Microsoft isn't playing catch-up anymore in custom AI silicon. The Maia 200 launch represents the company's most aggressive move yet to reduce its dependence on Nvidia while undercutting cloud rivals on both raw performance and economics. The chip went from first silicon to datacenter deployment in half the time of comparable programs, a velocity that suggests Microsoft's betting big on custom hardware as a competitive moat.
The specs tell the story of a chip purpose-built for one thing: inference at scale. Each Maia 200 packs over 140 billion transistors fabricated on TSMC's bleeding-edge 3-nanometer process. It delivers over 10 petaFLOPS in 4-bit precision and over 5 petaFLOPS in 8-bit precision, all within a 750-watt thermal envelope. But Microsoft's real innovation shows up in the memory subsystem, a redesigned architecture centered on 216GB of HBM3e memory running at 7 TB/s bandwidth, plus 272MB of on-chip SRAM and specialized data movement engines that keep models fed without bottlenecks.

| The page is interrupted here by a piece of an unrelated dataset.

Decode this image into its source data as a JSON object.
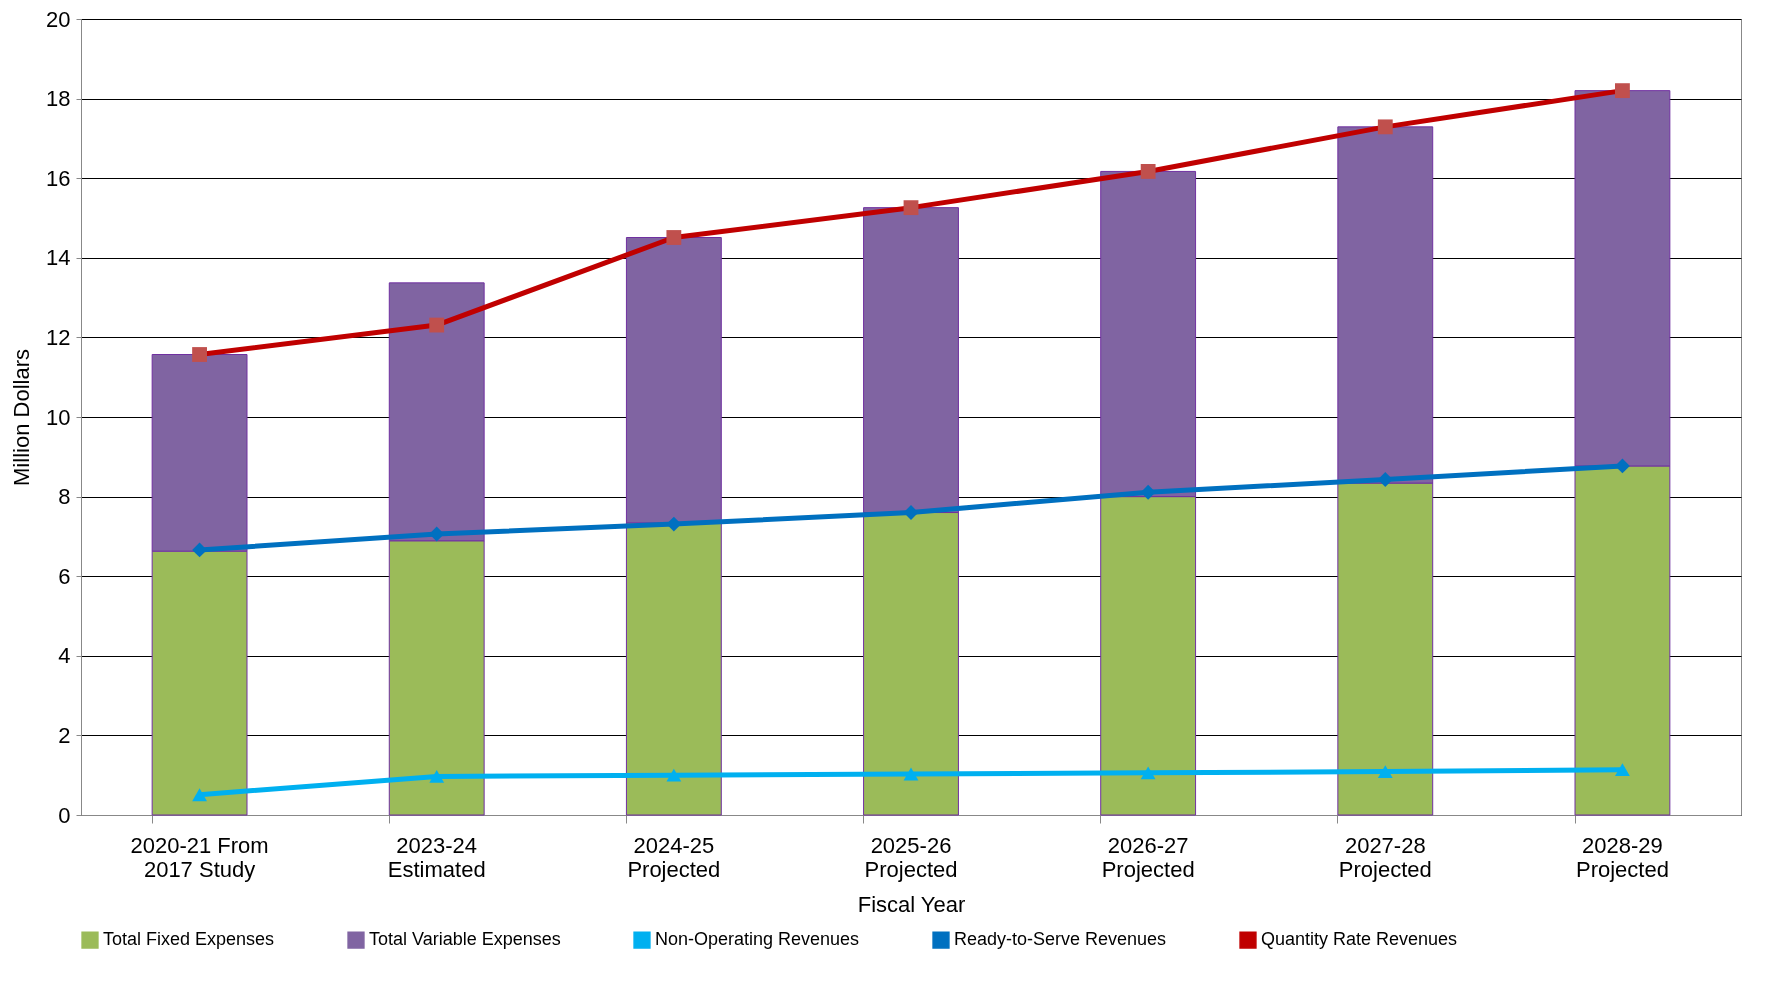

"FLOPS aren't the only ingredient for faster AI," Guthrie wrote in today's announcement. "Feeding data is equally important." That's a direct shot at competitors who've prioritized raw compute while letting memory bandwidth become the limiting factor. Microsoft's claiming Maia 200's memory architecture increases token throughput in ways that matter more than peak FLOPS numbers suggest.